Oltre a tale attività, fu attivo, nelle parrocchie vicine nelle quali, prestava la propria opera per la celebrazione dei Sacramenti. Nei suoi scritti, per ciò che attiene alla prassi sacramentale, si legge:” con la grazia di Dio, cercherò di farmi tutto a tutti. Se avrò libera scelta , preferirò piuttosto di confessare i poveri, gli ignoranti, i disprezzati e predicar loro, indicando la via del cielo”.Nella predicazione cercava di stimolare le anime a comprendere l'amore di Dio per loro e ciò produceva ottimi risultati. Era essenziale e non ricercato preparando le sue omelie davanti al SS.mo Sacramento. Fu un grande devoto della Madonna, che amava guardare come Madre.
Con una umiltà che sa di molto, in quanto cerca il nulla, era solito dire:”“I Santi hanno intuizioni speciali; per me che non sono un santo, ciò che è importante sono le verità semplici di sempre: Incarnazione, Redenzione e Santissima Eucaristia”.
Nel 1899 fu trasferito, in qualità di direttore, nel nuovo Seminario redentorista di Gars, nel quale vi morì il 26 settembre 1899, pochi giorni dopo l'apertura dell'anno scolastico, a causa di una brutta peritonite. Riuscì appena a predicare un corso di Esercizi spirituali, ai suoi allievi. Aveva solo 28 anni. Ricevuta la notizia dell'avvenuta nomina, già malato, si mise nella mani di Dio (C.SS.R Comunicationes, Sant'Alfonso, Roma, n.61 maggio 1988).
Di lui ci è rimasta una fotografia che lo ritrae, insieme agli allievi ed ai professori del Seminario: è piccolo, ma dallo sguardo protratto in avanti, si capisce molto del suo essere. Da quella immagine di gruppo, è stata ripresa l'attuale fotografia del beato.
Dal 1935 per volontà dei suoi allievi e di chi lo conobbe venne iniziato l'iter che lo portò alla beatificazione.
Il padre redentorista Mathias Stoebner, in occasione della celebrazione della beatificazione di questo religioso, ha scritto un volume dal titolo “Tu mi interpelli” nel quale è riportata la testimonianza di un giovane che, in relazione alla vita del beato, anche se non direttamente conosciuto scrive : “Ho scoperto in Gaspare molte cose che sono importanti anche oggi, e che, come cristiano, non ho il diritto di dimenticare. Ho scoperto che Gaspare merita che io mi interessi di Lui. Mi ha aiutato a vedere molto più chiaramente quale è la mia strada, la buona novella del Vangelo nella mia vita quotidiana ." Ed è bello come questa parola conferma la testimonianza, silenziosa ed eroica, di questo straordinario religioso (C.SS.R Comunicationes, 1988, pg.2).

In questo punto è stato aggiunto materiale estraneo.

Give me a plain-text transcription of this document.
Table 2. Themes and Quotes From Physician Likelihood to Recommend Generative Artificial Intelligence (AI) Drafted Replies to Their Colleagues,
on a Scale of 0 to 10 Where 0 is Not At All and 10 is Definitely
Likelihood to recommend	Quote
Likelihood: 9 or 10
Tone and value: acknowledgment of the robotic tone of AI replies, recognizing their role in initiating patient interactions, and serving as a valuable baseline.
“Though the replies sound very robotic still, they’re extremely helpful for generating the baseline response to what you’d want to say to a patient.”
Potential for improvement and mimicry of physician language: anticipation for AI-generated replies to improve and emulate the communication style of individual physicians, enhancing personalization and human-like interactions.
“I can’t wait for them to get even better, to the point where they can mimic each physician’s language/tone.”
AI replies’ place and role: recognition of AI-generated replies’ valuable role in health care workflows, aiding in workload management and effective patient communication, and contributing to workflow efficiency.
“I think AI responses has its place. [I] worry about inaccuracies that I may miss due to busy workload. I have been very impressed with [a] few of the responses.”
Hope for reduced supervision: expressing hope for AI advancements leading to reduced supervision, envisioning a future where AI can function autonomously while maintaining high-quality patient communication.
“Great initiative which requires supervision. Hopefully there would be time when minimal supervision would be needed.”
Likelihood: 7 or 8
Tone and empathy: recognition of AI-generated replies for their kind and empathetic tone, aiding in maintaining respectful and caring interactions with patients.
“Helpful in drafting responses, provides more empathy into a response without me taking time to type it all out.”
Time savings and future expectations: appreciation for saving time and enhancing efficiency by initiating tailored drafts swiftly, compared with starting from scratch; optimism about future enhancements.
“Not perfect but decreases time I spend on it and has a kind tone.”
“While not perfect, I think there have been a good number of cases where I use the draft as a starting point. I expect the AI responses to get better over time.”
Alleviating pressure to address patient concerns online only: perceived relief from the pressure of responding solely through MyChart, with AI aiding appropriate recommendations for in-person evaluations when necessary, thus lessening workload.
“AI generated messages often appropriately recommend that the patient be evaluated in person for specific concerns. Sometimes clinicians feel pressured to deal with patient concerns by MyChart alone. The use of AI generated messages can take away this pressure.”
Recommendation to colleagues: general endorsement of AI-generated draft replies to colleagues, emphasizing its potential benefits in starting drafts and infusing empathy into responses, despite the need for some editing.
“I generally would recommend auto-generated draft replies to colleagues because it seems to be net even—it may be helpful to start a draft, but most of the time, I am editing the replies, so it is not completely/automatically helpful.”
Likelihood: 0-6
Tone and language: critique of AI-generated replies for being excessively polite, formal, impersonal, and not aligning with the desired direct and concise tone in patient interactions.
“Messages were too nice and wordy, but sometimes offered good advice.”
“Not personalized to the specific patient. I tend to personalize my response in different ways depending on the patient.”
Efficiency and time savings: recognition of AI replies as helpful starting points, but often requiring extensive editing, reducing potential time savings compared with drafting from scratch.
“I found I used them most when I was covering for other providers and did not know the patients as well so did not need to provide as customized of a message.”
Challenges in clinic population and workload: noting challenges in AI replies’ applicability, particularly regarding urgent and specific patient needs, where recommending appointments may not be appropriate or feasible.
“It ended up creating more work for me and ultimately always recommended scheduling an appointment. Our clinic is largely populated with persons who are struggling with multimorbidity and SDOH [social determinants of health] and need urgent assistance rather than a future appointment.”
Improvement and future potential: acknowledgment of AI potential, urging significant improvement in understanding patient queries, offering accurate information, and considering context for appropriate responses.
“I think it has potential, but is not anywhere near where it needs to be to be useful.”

La vita di quest'uomo è un forte richiamo alla società di tutti i tempi: visse una vita ordinaria senza nulla di eccezionale; i suoi piani di partire come missionario all'estero si videro mutati in quello di direttore di una struttura formativa. Eppure nulla gli impedì non solo di amare il Signore ma di trasformare, con originalità, il proprio lavoro, scegliendo il bene come bandiera ed il Cristo come compagno di quel peregrinare che è la vita dell'uomo alla ricerca di Dio.